Footage circulated by the Gaza Health Ministry showed large crowds of Palestinians arriving at medical facilities in Khan Younis to get their children vaccinated.
UNRWA said on Wednesday good progress was being made in rolling out the vaccine to children in Gaza but a permanent ceasefire in the 11-month-old war is needed to ease humanitarian suffering.
DEADLOCK AND FIGHTING
Meanwhile, Israeli forces pressed on with operations in several areas across the Palestinian enclave, battling fighters from Hamas and the Islamic Jihad militant group.
Gaza health officials said an Israeli airstrike killed five Palestinians at the Al-Aqsa Hospital in Deir Al-Balah in the central Gaza Strip on Thursday.
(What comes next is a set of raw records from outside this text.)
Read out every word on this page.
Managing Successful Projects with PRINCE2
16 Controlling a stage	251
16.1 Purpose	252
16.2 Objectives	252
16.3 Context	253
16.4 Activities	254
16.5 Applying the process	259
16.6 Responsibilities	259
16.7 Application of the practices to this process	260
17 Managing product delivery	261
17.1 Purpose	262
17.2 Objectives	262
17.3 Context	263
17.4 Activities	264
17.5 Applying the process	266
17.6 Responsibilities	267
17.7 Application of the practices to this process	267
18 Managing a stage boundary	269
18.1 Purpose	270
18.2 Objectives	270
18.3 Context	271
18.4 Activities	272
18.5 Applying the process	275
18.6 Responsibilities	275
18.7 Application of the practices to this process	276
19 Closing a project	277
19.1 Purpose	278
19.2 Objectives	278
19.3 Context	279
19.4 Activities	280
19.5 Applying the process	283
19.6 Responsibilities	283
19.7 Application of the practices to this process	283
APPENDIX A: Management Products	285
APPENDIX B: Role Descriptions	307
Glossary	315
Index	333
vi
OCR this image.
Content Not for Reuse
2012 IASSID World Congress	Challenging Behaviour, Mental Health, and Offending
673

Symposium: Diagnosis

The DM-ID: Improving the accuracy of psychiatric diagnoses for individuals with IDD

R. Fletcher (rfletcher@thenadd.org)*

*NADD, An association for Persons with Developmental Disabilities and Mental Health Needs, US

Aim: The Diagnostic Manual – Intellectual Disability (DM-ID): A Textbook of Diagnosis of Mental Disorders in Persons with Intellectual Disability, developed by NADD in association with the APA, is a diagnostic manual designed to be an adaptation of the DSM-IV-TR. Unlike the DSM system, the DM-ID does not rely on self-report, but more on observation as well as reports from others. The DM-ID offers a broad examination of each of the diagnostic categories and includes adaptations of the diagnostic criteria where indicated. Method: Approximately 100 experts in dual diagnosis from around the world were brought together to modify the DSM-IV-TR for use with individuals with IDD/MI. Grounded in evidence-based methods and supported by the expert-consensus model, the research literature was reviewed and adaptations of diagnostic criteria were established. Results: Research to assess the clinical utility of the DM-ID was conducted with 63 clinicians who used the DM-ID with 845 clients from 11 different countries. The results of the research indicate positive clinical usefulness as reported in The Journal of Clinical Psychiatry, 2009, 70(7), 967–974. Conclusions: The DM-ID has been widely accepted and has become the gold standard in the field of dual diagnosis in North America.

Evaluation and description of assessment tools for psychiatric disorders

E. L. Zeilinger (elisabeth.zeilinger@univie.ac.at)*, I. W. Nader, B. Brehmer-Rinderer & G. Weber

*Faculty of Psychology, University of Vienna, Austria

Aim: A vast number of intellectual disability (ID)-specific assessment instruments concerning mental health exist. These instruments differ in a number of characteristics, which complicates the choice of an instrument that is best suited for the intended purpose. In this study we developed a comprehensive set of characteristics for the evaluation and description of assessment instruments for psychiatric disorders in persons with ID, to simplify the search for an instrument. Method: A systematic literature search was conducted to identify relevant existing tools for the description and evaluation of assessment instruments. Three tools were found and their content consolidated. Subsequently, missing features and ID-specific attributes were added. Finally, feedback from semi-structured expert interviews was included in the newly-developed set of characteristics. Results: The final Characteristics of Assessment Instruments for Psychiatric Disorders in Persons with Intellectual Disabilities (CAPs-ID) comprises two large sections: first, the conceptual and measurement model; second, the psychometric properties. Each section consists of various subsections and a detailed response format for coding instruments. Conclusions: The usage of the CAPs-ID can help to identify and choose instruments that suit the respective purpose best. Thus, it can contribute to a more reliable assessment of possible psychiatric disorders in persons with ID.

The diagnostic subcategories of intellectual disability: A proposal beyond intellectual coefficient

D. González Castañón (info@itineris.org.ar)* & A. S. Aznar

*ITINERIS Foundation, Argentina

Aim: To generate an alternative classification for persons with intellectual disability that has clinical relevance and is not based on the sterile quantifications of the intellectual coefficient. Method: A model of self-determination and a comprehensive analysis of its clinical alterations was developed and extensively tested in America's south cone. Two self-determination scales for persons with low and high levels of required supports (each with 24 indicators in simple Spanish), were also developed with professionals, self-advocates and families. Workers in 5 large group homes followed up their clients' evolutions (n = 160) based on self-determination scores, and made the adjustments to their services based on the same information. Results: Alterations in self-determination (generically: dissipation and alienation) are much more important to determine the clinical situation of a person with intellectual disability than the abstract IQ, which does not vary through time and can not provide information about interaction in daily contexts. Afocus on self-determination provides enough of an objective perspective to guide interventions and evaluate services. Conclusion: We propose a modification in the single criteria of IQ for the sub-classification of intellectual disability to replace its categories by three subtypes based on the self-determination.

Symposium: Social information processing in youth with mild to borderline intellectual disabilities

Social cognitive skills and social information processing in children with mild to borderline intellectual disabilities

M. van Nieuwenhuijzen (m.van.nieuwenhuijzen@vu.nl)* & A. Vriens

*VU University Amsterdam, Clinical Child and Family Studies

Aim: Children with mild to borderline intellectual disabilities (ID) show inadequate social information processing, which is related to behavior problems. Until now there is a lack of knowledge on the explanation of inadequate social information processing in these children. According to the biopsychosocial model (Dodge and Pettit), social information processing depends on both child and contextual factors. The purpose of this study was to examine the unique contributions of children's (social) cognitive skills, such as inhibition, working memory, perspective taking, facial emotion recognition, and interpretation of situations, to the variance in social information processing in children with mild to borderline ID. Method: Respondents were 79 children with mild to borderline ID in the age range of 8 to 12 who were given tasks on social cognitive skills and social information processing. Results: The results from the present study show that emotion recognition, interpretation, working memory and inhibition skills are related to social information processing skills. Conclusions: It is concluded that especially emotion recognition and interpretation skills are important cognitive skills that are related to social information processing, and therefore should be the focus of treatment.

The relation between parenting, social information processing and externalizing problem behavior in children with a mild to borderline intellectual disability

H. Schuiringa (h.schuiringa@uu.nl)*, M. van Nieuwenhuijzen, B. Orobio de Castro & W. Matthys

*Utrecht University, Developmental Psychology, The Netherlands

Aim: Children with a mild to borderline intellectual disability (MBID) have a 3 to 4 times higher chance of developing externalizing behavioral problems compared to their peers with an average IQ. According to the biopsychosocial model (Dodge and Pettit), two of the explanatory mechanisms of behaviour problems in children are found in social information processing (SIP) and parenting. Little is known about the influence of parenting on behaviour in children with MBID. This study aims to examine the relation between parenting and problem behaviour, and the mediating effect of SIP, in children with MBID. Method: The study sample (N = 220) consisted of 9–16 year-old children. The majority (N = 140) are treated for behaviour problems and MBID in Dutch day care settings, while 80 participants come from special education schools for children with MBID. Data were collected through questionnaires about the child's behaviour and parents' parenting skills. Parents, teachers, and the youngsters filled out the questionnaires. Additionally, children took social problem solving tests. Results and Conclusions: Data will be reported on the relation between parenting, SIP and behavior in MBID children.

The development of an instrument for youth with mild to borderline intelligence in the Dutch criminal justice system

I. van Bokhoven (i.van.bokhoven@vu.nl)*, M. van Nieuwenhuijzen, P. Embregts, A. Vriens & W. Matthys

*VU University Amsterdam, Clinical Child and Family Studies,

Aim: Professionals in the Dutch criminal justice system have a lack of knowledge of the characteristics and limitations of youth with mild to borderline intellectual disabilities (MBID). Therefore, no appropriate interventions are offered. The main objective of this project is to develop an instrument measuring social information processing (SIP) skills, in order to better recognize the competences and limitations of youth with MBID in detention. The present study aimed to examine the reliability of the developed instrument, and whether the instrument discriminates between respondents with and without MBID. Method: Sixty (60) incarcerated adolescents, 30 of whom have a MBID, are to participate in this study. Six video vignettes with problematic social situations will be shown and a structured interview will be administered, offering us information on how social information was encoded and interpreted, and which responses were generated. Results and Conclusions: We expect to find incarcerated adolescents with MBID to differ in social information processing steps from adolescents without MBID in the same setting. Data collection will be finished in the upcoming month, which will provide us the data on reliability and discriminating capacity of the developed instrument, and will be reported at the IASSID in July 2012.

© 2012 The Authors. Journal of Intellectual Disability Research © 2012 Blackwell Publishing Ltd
The victims were in a tent encampment inside the hospital compound where displaced people had sought shelter, they said.
The Israeli military said the airstrike hit a command center there used by Hamas and the Islamic Jihad to plan and direct attacks against Israeli forces.
On the diplomatic front, the United States was trying to put forward a new proposal for a ceasefire and the release of hostages held by Hamas in the coming days, two US officials, two Egyptian security sources, and an official with knowledge of the matter told Reuters.
The proposal aims to work out the major sticking points behind a months-long impasse in talks mediated by the United States, Qatar, and Egypt, the US officials said.
Israeli Prime Minister Benjamin Netanyahu says the war can only end when Hamas is eradicated. Hamas wants any agreement ending the war to include a withdrawal of all Israeli forces from Gaza.
The war in Gaza was triggered by Hamas' Oct. 7 attack on southern Israel, when its fighters killed 1,200 people and captured more than 250 hostages, according to Israeli tallies.
Since then, more than 40,800 Palestinians have been killed in Gaza, according to the enclave's health ministry.